Envolvendo dois brasileiros numa trama policial em Lisboa, a primeira parceria da dupla deve estrear nas salas brasileiras em novembro, no meio de uma série de convites para festivais internacionais (Biarritz, Londres, Paris, Peyssac, San Francisco).
A caminho de San Sebastian, o co-diretor Walter Salles concedeu com exclusividade à Folha, por fax, a seguinte entrevista.

Folha - "A Grande Arte" era falado em inglês e tratava de um estrangeiro no Brasil. "Terra Estrangeira" é falado em português e trata de dois brasileiros emigrantes. "Socorro Nobre", seu curta, enfoca um imigrante polonês e um brasileira "fora do país", condenada ao planeta-presídio. Que mal-estar é este que torna "ser estrangeiro" a questão central de seus filmes?
Walter Salles - Paco e Alex, de "Terra", e Krajcberg e Socorro Nobre têm realmente um ponto em comum: todos são, de uma forma ou de outra, exilados, vêem o mundo de fora. Todos tiveram que se rebatizar, todos partiram à procura de um novo pai/país.
É um sentimento que Fernando Pessoa resume bem quando ele diz, "viajar, perder países", e que Daniela e eu dividimos -passamos boa parte de nossas vidas pulando de cidade em cidade.
Folha - San Sebastian foi escolhido como paraíso mítico por ser um dos centros de um "país estrangeiro" (o País Basco) num outro país (Espanha)?
Salles - Os bascos também são exilados -no seu próprio país. Não são definitivamente espanhóis, falam uma outra língua, cuja origem é desconhecida.
Folha - "Terra Estrangeira" tem um rigor de enquadramento que surpreende num filme rodado tão rapidamente. Vocês trabalharam com um "story-board" preciso?

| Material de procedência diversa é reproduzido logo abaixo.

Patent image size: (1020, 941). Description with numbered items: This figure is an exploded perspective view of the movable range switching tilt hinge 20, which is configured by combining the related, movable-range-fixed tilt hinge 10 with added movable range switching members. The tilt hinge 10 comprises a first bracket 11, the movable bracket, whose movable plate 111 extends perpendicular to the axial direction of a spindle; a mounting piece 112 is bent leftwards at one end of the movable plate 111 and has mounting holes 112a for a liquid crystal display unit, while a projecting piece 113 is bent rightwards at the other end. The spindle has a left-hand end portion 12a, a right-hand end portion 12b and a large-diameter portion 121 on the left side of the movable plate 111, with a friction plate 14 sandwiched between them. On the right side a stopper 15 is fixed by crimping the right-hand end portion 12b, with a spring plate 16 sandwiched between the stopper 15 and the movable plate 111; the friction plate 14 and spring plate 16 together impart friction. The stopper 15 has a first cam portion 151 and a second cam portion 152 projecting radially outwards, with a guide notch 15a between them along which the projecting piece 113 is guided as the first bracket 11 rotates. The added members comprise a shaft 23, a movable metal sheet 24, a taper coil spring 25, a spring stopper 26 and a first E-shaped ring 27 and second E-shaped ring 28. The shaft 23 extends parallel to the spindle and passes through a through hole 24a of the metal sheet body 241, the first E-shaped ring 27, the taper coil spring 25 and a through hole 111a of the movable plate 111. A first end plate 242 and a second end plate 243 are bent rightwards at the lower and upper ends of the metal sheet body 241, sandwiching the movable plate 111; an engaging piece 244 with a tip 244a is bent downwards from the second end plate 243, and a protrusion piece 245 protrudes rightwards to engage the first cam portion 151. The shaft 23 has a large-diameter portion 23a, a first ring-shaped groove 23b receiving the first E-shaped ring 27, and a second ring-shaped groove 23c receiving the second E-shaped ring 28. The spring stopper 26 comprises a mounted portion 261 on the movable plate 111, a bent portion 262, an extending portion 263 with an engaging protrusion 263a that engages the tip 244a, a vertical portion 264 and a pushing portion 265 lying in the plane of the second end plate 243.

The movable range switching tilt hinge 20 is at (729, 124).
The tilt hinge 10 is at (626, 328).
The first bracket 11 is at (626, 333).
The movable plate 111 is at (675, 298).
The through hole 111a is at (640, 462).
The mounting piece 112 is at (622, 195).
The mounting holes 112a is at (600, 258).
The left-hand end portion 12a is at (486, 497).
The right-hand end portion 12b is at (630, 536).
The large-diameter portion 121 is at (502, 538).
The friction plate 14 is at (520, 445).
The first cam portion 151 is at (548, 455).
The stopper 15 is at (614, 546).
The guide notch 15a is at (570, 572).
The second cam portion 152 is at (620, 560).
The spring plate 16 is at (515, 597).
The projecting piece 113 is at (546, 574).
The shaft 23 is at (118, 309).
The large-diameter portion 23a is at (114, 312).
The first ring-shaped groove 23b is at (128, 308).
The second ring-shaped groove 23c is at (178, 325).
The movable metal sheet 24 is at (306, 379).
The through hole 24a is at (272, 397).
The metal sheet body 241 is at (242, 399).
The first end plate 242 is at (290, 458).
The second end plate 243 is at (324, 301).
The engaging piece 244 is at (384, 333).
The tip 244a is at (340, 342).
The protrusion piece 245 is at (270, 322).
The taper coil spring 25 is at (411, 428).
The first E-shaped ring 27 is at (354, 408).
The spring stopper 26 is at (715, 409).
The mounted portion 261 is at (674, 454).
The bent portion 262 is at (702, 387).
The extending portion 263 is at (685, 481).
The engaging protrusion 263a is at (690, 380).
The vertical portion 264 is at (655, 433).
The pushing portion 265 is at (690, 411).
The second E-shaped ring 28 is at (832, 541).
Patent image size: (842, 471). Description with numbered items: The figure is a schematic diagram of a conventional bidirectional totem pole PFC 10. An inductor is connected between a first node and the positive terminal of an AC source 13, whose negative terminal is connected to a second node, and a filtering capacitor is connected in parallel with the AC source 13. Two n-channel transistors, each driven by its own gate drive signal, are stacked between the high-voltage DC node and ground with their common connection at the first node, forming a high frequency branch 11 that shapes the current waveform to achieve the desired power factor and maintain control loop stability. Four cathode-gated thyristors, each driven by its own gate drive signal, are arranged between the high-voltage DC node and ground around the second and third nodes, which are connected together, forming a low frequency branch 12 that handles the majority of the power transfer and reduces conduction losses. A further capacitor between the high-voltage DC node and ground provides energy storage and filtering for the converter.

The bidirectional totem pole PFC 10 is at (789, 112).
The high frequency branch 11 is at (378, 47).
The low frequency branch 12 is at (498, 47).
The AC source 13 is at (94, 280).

Salles - Não, não houve "story-board", nenhuma cena foi desenhada. Mas, como o filme foi ensaiado como uma peça de teatro antes de ser rodado, a decupagem foi se impondo naturalmente. A descoberta do quadro é para mim um momento extremamente prazeiroso na hora de filmar. Hoje estou consciente da necessidade de integrar o quadro à narrativa.
Folha - Como nasceu a idéia da co-direção?
Salles - Essa decisão foi se tornando lógica à medida que escrevíamos o roteiro. Nunca discutimos durante as filmagens, as dúvidas se resolveram durante os ensaios. Estou acostumado à co-direção em documentários e sei que só dá certo quando as pessoas aprendem uma com a outra.
Folha - Por que filmar em preto-e-branco?
Salles - O preto e branco tem a faculdade de inserir imediatamente o filme num tempo histórico determinado. Exerce uma função narrativa comparável à do super 16 mm, que é uma câmera mais móvel que a 35 mm, portanto mais urgente, jornalística. Tudo isso serve ao filme.
Folha - A Portugal de "Terra Estrangeira" lembra muito a de dois filmes: quando em Lisboa, "A Cidade Branca" de Alain Tanner, quando na estrada, "O Estado das Coisas" de Wim Wenders. Foram essas mesmas as referências principais?
Salles - Sem dúvida, "A Cidade Branca" mais até do que "O Estado das Coisas". Foi com o filme do Tanner que entendi o que o Vieira da Silva queria dizer quando falava que o tempo, em Lisboa, não fluía de forma linear.